Nos sentamos en una mesa en la vereda, porque el sol estaba espectacular. Me encanta sentir el calorcito de los primeros soles del año.
Pedimos una merienda como para 10 personas y nos dedicamos un buen rato a deglutirla.
En un momento, masticando una medialuna con jamón y queso y hablando de un juego buenísimo de de la Wii, Luján declara:
"Cuando vos y papá no estén más peleados y vuelvan a vivir juntos, podemos jugar todos".
Cómo les explico el frío que sentí. Fue como si, de golpe, el sol tibio del que estaba disfrutando, si hubiera transformado en el punto más helado de Islandia.

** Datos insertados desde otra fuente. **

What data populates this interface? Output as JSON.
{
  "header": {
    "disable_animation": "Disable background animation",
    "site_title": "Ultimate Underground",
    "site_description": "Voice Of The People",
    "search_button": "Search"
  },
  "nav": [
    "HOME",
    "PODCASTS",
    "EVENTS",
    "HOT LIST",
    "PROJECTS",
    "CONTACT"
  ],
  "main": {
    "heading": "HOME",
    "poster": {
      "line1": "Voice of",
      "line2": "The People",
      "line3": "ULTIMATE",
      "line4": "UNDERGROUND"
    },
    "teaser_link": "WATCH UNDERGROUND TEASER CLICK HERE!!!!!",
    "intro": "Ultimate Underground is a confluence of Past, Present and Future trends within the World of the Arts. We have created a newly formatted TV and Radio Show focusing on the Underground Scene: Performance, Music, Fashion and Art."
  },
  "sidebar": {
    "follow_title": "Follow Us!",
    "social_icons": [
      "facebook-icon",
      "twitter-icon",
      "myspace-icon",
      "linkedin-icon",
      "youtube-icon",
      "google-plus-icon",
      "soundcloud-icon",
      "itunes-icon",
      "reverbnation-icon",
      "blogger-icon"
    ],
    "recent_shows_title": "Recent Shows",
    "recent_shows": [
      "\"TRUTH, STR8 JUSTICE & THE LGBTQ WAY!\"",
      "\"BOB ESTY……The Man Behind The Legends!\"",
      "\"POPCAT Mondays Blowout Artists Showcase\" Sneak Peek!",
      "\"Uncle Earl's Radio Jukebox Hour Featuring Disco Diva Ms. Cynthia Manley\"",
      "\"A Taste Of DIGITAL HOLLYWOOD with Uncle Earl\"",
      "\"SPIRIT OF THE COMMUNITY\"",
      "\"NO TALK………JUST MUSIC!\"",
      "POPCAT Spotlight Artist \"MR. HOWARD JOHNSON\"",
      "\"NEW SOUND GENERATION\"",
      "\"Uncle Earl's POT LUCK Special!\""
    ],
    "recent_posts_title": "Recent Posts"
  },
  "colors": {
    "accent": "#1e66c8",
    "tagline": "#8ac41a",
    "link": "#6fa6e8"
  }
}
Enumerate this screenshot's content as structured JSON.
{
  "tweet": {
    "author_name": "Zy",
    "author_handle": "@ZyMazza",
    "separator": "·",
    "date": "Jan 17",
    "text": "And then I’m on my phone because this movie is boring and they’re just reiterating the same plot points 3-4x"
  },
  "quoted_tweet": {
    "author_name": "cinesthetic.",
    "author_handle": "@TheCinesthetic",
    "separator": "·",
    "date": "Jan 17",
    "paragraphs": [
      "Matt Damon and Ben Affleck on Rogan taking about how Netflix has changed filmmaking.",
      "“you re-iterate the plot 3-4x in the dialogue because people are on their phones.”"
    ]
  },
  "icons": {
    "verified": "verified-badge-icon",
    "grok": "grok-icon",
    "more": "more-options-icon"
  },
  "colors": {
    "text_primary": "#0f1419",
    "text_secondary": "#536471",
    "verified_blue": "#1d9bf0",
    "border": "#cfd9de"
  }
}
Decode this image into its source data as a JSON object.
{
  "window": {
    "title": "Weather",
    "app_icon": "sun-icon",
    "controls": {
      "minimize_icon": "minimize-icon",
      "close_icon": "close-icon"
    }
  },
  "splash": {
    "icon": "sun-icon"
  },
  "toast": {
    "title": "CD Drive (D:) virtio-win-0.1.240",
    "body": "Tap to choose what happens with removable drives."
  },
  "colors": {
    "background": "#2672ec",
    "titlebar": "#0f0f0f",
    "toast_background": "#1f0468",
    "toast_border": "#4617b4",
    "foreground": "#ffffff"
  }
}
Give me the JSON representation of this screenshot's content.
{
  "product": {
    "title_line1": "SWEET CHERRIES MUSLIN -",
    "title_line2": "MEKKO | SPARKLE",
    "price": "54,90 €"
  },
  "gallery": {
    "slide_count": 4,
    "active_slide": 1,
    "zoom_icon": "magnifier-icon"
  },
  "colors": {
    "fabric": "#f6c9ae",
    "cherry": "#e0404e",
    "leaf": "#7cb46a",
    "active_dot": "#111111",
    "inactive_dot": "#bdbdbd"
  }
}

Marcos me miró como diciendo "a ver cómo salís de esta, eh, Ma?"
Le respondí: "Yo no creo que papá y yo volvamos a vivir juntos, pero igual, un día, podemos jugar a la Wii".
Se hizo la distraída o algo porque no me prestó mucha atención y siguió hablando de cualquier otra cosa.
Qué momento, qué triste me sentí. Qué malvada, quitándole la ilusión a mi hija de cinco.